Ce n’est pas si souvent que le Palazzetto Bru Zane nous propose des enregistrements d’œuvres ayant déjà été gravées par le passé : ce fut le cas pour Thérèse de Massenet, ce l’est à nouveau pour Les Danaïdes de Salieri. Profitons donc de cette occasion assez rare pour jouer le jeu des comparaisons, impossible d’ordinaire puisque le Centre de musique romantique française nous offre en général le plaisir de nous révéler des inédits.
Comme nous le rappelions dans notre compte rendu du concert donné à Versailles, pas moins de trois intégrales ont en effet précédé celle qui paraît aujourd’hui, en 1983, 1990 et 2007. Dans ces différentes versions, les francophones étaient rares, et cela ne s’entendait que trop : pour un Jean-Philippe Laffont ou une Sophie Marin-Degor, que de chanteurs peu familiers de notre langue, à la diction pâteuse ou empruntée ! Signe des temps, ou retour à un bienheureux âge d’or où la maîtrise d’un français châtié était requise de tout chanteur international, les « étrangers » ici présents possèdent une diction admirable, indispensable pour la tragédie lyrique. Certes, dans l’urgence du direct, il leur échappe parfois une consonne insuffisamment nasalisée, une voyelle étrangement déformée ; ce sont là des détails qu’un enregistrement de studio aurait pu corriger, mais au détriment de l’énergie propre à une version de concert. Privé du contact avec le public, Christophe Rousset aurait-il communiqué à ses Talens Lyriques une pulsation aussi frénétique ? On est en droit de se le demander, d’autant plus que l’orchestre remplit ici une fonction essentielle, de l’ouverture au final en passant par les divertissements, et y compris dans les airs où il dépasse le rôle de simple accompagnement. Salieri fait du Gluck, bien sûr, mais on se rend compte qu’il a aussi entendu Mozart.
Les Danaïdes fut composé sur un livret adapté d’une Ipermestra livrée à Gluck par Calzabigi ; c’est dire le rôle central de l’héroïne, évidemment bien plus importante que ses quarante-neuf sœurs.

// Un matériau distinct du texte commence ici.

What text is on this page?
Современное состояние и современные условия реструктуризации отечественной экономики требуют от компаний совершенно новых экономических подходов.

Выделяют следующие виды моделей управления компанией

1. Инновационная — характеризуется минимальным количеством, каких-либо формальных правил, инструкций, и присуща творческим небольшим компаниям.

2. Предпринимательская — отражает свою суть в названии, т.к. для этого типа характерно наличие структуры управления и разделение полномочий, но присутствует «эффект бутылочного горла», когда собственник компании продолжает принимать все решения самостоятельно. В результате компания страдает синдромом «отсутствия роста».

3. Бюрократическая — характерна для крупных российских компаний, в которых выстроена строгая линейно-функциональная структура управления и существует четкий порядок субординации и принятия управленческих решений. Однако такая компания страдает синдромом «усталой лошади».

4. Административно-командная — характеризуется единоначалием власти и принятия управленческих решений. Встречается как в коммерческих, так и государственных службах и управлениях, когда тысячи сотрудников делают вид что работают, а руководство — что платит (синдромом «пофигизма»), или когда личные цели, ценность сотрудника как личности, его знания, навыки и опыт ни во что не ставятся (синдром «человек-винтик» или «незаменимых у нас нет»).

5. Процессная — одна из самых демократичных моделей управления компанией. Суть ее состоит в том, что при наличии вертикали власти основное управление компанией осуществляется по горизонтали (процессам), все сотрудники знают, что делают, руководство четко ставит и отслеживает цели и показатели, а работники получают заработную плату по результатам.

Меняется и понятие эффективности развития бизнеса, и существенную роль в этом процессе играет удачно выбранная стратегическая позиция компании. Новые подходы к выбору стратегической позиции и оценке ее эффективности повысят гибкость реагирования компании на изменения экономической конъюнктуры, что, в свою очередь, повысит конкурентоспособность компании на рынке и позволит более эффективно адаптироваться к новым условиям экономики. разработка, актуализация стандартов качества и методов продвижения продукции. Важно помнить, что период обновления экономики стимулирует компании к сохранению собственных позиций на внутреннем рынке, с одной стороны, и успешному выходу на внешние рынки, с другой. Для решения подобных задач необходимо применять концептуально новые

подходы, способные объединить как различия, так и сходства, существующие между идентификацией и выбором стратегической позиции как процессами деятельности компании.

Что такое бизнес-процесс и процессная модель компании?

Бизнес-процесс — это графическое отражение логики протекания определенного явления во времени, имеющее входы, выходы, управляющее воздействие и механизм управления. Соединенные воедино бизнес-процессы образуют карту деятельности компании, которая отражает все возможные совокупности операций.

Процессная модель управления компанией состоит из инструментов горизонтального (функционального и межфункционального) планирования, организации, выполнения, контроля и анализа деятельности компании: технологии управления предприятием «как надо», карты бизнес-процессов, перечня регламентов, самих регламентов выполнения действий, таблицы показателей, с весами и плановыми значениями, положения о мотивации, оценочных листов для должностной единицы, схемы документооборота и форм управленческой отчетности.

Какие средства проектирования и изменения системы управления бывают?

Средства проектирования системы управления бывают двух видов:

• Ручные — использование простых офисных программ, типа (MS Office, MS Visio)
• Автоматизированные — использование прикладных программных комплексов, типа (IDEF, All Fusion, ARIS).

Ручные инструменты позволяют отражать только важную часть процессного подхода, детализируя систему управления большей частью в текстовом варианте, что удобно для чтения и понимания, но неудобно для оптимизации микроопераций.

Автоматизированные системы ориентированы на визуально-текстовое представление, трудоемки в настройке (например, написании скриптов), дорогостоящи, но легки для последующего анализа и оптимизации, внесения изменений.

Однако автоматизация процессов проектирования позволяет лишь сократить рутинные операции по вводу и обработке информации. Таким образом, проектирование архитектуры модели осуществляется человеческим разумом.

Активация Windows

Judith van Wanroij prête à Hypermnestre une voix d’une belle fraîcheur et une précieuse sincérité d’accents et, à travers ses différents monologues, elle sait rendre sensible le parcours torturé de cette fille de roi chargée d’une mission meurtrière. Sophie Marin-Degor en 2007 était sans doute plus totalement idiomatique, mais elle le cède à la soprano néerlandaise sur le plan du pur charme vocal.
Danaüs terrifiant, Tassis Christoyannis est un acteur-né, totalement investi dans la froideur vengeresse et calculatrice de son personnage, dont les noirs desseins percent même sous l’appel à profiter de la vie (« Jouissez du destin propice […] Sans bruit souvent la Mort se glisse / Et vous frappe au sein des plairis », chante-t-il à ses filles dès le premier acte). Dans le rôle galant de Lyncée, Philippe Talbot incarne l’innocence au milieu de tous ces personnages tourmentés. D’une limpidité quasi-enfantine, son timbre convient parfaitement à ce rôle.

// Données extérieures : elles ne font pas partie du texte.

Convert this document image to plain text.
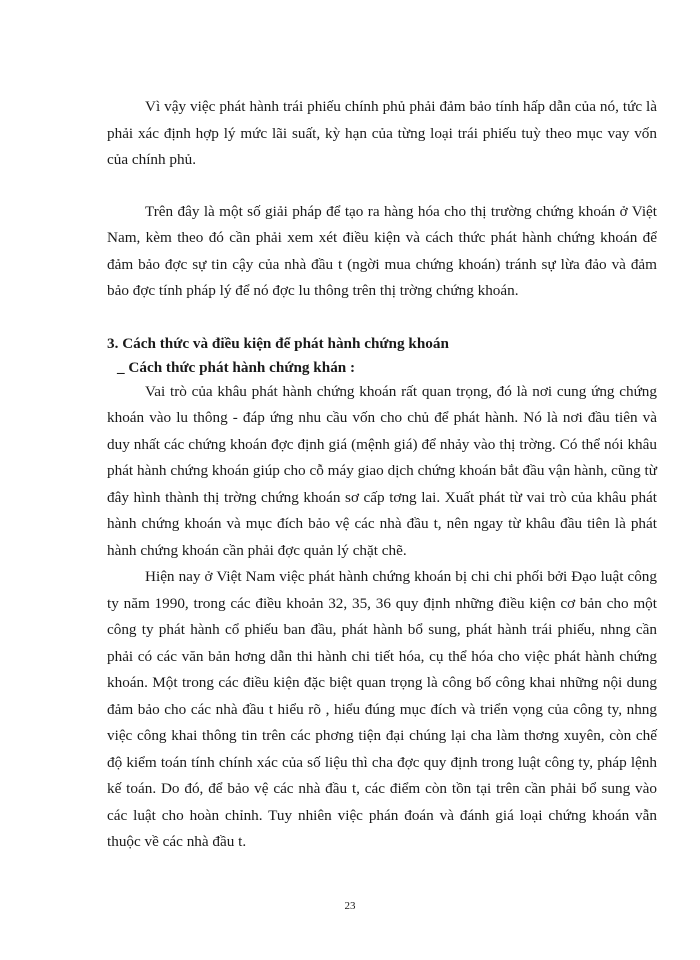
Vì vậy việc phát hành trái phiếu chính phủ phải đảm bảo tính hấp dẫn của nó, tức là phải xác định hợp lý mức lãi suất, kỳ hạn của từng loại trái phiếu tuỳ theo mục vay vốn của chính phủ.

Trên đây là một số giải pháp để tạo ra hàng hóa cho thị trường chứng khoán ở Việt Nam, kèm theo đó cần phải xem xét điều kiện và cách thức phát hành chứng khoán để đảm bảo đợc sự tin cậy của nhà đầu t (ngời mua chứng khoán) tránh sự lừa đảo và đảm bảo đợc tính pháp lý để nó đợc lu thông trên thị trờng chứng khoán.

3. Cách thức và điều kiện để phát hành chứng khoán

_ Cách thức phát hành chứng khán :

Vai trò của khâu phát hành chứng khoán rất quan trọng, đó là nơi cung ứng chứng khoán vào lu thông - đáp ứng nhu cầu vốn cho chủ để phát hành. Nó là nơi đầu tiên và duy nhất các chứng khoán đợc định giá (mệnh giá) để nhảy vào thị trờng. Có thể nói khâu phát hành chứng khoán giúp cho cỗ máy giao dịch chứng khoán bắt đầu vận hành, cũng từ đây hình thành thị trờng chứng khoán sơ cấp tơng lai. Xuất phát từ vai trò của khâu phát hành chứng khoán và mục đích bảo vệ các nhà đầu t, nên ngay từ khâu đầu tiên là phát hành chứng khoán cần phải đợc quản lý chặt chẽ.

Hiện nay ở Việt Nam việc phát hành chứng khoán bị chi chi phối bởi Đạo luật công ty năm 1990, trong các điều khoản 32, 35, 36 quy định những điều kiện cơ bản cho một công ty phát hành cổ phiếu ban đầu, phát hành bổ sung, phát hành trái phiếu, nhng cần phải có các văn bản hơng dẫn thi hành chi tiết hóa, cụ thể hóa cho việc phát hành chứng khoán. Một trong các điều kiện đặc biệt quan trọng là công bố công khai những nội dung đảm bảo cho các nhà đầu t hiểu rõ , hiểu đúng mục đích và triển vọng của công ty, nhng việc công khai thông tin trên các phơng tiện đại chúng lại cha làm thơng xuyên, còn chế độ kiểm toán tính chính xác của số liệu thì cha đợc quy định trong luật công ty, pháp lệnh kế toán. Do đó, để bảo vệ các nhà đầu t, các điểm còn tồn tại trên cần phải bổ sung vào các luật cho hoàn chỉnh. Tuy nhiên việc phán đoán và đánh giá loại chứng khoán vẫn thuộc về các nhà đầu t.

23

Autour de ce trio, les autres interprètes jouent les utilités : la Plancippe Katia Velletaz a un air au premier acte et revient brièvement au dernier, tandis que Thomas Dolié, avant de finalement tuer Lyncée, n’a presque rien à chanter. Dommage que les Chantres du Centre musique baroque de Versailles ne manifestent pas toujours autant d’implication dramatique et de netteté d’articulation qu’on le souhaiterait, dans la mesure où le chœur est ici un protagoniste à part entière.